One year ago today Craig Whyte bought Rangers football club.
A good source had given me the tip about four or five days earlier that this was going to happen, but I didn’t believe him.
I haven’t made that mistake since.
The green half of planet fitba was having great fun about the “fakeover” and few thought that Mr Whyte was actually serious about buying the stricken club.
For a couple of weeks I was blindsided.
The Rangers chapped crowed about this great result.
Those of us who had made much of the “fakeover” had to admit that the club had, in fact, been bought.
However, something still didn’t add up.
Mr Whyte had been on the scene since the previous November.
When he popped up on the radar it was the news that all the Rangers chaps had been praying for.
Deliverance was at hand!
Unfortunately what the bears didn’t realise that in this drama they were the fat guy on the canoeing trip!
When he had initially been trumpeted as a billionaire in November 2010 I was busy with the Dallas story.
Subsequently he didn’t really register on my radar.
I had spoken with a couple of Scottish journalists in Dublin in February 2011 at an international football tournament in Dublin.
We pooled our meagre knowledge about Mr Whyte.
Not one of us had unearthed any verifiable evidence of great wealth.
However, I got the feeling that they wanted to believe that all of this was true.
A month after he had bought the club for a quid I was satisfied that this was going to be a train wreck.
I didn’t have all of the details, but I was satisfied that Mr Whyte was no billionaire and no Rangers supporter.
I sketched out a possible game plan and, mindful of his litigious nature, cloaked it in satire.
Now the club, in administration, is about to have a new owner.
I have no idea who Mr Bill Miller is or what he is about.
I don’t know what his business background is, nor do I have any clue why he would want to buy that basket case of a football club.
One year on it is fair to say that the mainstream media in Scotland got the Craig Whyte story stunningly wrong.
It was a case study in the power of PR and how churnalism is becoming the norm, especially in the tabloids.
When I wrote on June 7th that Mr Whyte might not have the best interests of Rangers at heart the mainstream media were still in love with him.
Throughout that summer I pursued every tip and every rumour about his business background.
In May 2011 I was asked by the BBC to take part in a documentary about the “sectarian” problem in Scotland.
My contribution ended up on the cutting room floor, but I did have useful discussions in the staff canteen at Pacific Quay that there was a story in Craig Whyte.
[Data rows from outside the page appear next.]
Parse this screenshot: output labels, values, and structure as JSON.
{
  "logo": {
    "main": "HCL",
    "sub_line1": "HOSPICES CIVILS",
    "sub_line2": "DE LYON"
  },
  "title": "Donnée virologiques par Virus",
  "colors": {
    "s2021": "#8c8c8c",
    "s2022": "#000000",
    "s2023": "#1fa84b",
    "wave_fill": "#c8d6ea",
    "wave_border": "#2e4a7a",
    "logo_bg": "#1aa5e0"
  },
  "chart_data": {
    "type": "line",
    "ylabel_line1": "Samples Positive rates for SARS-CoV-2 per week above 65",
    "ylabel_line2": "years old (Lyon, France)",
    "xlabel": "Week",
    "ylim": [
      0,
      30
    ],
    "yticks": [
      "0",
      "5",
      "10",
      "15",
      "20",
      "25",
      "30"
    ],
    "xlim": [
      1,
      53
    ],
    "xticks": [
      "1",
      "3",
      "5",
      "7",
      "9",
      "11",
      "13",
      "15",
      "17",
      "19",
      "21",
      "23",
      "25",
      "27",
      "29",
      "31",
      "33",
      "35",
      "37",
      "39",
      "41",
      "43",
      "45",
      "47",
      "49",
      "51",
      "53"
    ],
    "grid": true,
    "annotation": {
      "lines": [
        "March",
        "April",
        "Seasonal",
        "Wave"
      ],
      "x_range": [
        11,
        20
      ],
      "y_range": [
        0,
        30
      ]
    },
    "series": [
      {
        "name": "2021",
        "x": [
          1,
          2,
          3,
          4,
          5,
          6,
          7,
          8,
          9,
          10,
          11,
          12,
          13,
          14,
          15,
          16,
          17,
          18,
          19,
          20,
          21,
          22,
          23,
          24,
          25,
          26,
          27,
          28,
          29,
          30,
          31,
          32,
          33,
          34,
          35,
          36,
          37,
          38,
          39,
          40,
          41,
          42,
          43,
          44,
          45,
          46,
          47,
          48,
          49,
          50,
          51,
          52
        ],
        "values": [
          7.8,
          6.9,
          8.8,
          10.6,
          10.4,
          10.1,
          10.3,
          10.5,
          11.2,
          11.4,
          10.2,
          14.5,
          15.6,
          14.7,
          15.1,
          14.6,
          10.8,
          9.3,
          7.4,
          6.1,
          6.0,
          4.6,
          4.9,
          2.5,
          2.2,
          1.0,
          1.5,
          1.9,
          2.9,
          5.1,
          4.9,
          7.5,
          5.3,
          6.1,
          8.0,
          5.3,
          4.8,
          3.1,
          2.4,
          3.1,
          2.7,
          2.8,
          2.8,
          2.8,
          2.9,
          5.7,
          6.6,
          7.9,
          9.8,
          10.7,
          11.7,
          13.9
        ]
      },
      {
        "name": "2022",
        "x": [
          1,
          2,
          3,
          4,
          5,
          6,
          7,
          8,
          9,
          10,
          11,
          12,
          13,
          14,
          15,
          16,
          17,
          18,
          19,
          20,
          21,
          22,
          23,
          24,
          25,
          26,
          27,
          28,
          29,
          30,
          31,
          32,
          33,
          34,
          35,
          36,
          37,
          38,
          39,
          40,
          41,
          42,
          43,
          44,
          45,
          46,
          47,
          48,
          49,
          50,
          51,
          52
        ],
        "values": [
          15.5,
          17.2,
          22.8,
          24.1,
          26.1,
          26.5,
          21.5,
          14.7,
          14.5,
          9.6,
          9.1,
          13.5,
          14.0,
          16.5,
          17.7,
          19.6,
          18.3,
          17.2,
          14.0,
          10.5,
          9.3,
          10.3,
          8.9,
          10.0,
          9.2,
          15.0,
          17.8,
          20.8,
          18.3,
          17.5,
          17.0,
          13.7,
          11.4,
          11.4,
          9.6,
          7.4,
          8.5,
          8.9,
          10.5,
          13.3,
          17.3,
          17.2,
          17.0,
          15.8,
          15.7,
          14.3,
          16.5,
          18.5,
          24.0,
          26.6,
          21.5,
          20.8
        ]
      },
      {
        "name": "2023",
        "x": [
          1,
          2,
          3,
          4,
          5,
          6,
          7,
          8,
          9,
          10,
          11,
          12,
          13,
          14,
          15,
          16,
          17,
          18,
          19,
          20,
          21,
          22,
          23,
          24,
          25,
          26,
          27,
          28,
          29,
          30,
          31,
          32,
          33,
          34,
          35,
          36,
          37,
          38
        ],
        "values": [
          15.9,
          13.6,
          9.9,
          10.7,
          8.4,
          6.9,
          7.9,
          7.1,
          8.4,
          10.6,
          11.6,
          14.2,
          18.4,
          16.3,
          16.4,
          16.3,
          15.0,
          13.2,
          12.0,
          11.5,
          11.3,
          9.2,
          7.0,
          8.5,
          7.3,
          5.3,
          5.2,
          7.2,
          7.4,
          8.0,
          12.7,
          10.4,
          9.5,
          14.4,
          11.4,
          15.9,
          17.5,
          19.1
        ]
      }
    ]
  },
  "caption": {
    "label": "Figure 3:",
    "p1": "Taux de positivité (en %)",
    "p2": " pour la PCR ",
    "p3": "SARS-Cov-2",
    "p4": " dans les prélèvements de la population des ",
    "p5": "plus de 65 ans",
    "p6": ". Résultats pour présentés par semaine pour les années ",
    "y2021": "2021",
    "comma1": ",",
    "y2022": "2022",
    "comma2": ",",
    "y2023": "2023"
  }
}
I told a couple of bright young things in the news side of things that a tsunami of excrement was heading towards Edmiston drive.
When I heard that Mark Daly was working on his docu I allowed myself a smile.
I knew this was beyond the pay grade of the sports people.
There wasn’t any point in trying to get through to them.
Now one year on it is clear that the guys on the sports desks in Glasgow got it stunningly wrong about Mr Whyte.
The questions that they didn’t ask of the Motherwell born billionaire should now be put to Mr Miller of Tennessee.